Boeing Co.’s stock rose to the latest in a series of all-time highs Thursday, boosted in part by two Wall Street upgrades after the jetmaker delivered more commercial aircraft than expected in the first quarter.
The aerospace company, the world’s second-largest commercial airplane manufacturer after Airbus SAS, also announced more new orders that have helped its outlook this week.
Shares in Boeing crossed the $80 threshold for the first time, reaching $80.13 before closing up 71 cents at $79.82 on the New York Stock Exchange. The stock is up 37 percent from a year ago.
On Monday, Boeing said it delivered 98 commercial planes in the first quarter, up from 70 in the same period a year ago. The number benefited from deliveries that were supposed to have taken place in the fourth quarter of 2005 but were delayed by an airplane assembly workers’ strike.
Citing the better-than-expected deliveries, Goldman Sachs on Wednesday raised its estimate of first-quarter earnings to 78 cents per share from 71 cents per share, up from 64 cents per share a year ago, and Ragen MacKenzie boosted its estimate to 80 cents per share from 72 cents per share.
Both are cautious about the prospects of Chicago-based Boeing’s big stock surge continuing, however, based on the already-high price and lingering questions about the financial health of its customers in the commercial airplane industry — its second-biggest business behind military contracting.

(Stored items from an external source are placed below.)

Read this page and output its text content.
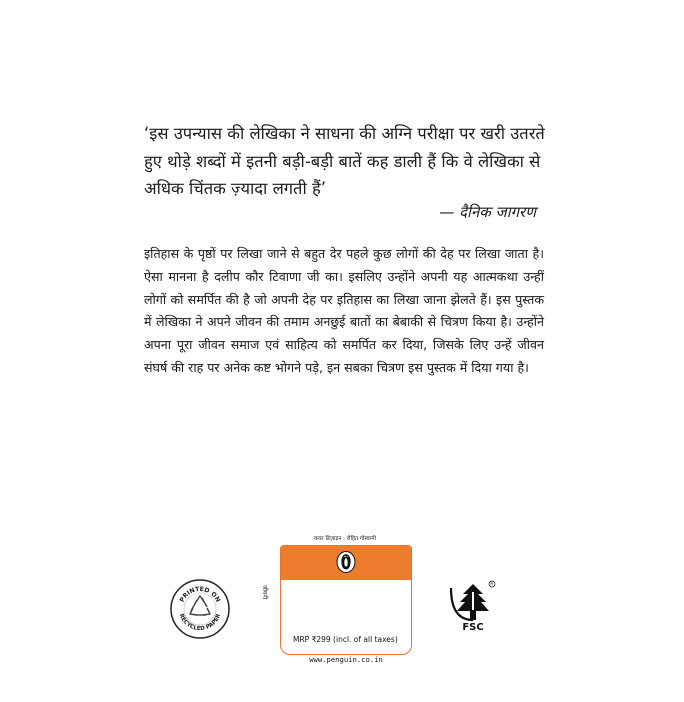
‘इस उपन्यास की लेखिका ने साधना की अग्नि परीक्षा पर खरी उतरते हुए थोड़े शब्दों में इतनी बड़ी-बड़ी बातें कह डाली हैं कि वे लेखिका से अधिक चिंतक ज़्यादा लगती हैं’

— दैनिक जागरण

इतिहास के पृष्ठों पर लिखा जाने से बहुत देर पहले कुछ लोगों की देह पर लिखा जाता है। ऐसा मानना है दलीप कौर टिवाणा जी का। इसलिए उन्होंने अपनी यह आत्मकथा उन्हीं लोगों को समर्पित की है जो अपनी देह पर इतिहास का लिखा जाना झेलते हैं। इस पुस्तक में लेखिका ने अपने जीवन की तमाम अनछुई बातों का बेबाकी से चित्रण किया है। उन्होंने अपना पूरा जीवन समाज एवं साहित्य को समर्पित कर दिया, जिसके लिए उन्हें जीवन संघर्ष की राह पर अनेक कष्ट भोगने पड़े, इन सबका चित्रण इस पुस्तक में दिया गया है।

PRINTED ON
RECYCLED PAPER
कवर डिज़ाइन : रोहित गोस्वामी
जीवनी
MRP ₹299 (incl. of all taxes)
www.penguin.co.in
R
FSC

“Airline revenue growth has been stronger than expected in recent quarters, particularly in the U.S.,” Goldman Sachs analyst Glenn Engel said in a note to investors. “However, we note that U.S. airlines as a whole are likely to be only barely profitable in 2006 and have distressed balance sheets.”
Rising oil prices also are offsetting the improvement in revenues, he said.
In new orders for Boeing, Chinese officials said Thursday that a delegation of 202 Chinese entrepreneurs currently visiting the U.S. plans to order 80 single-aisle planes from the company for a yet-to-be-disclosed sum. On Wednesday, Spain’s Air Europa entered a $1 billion order for 16 737 planes and FL Group’s Icelandair placed an order for two 787 jets listed at about $290 million.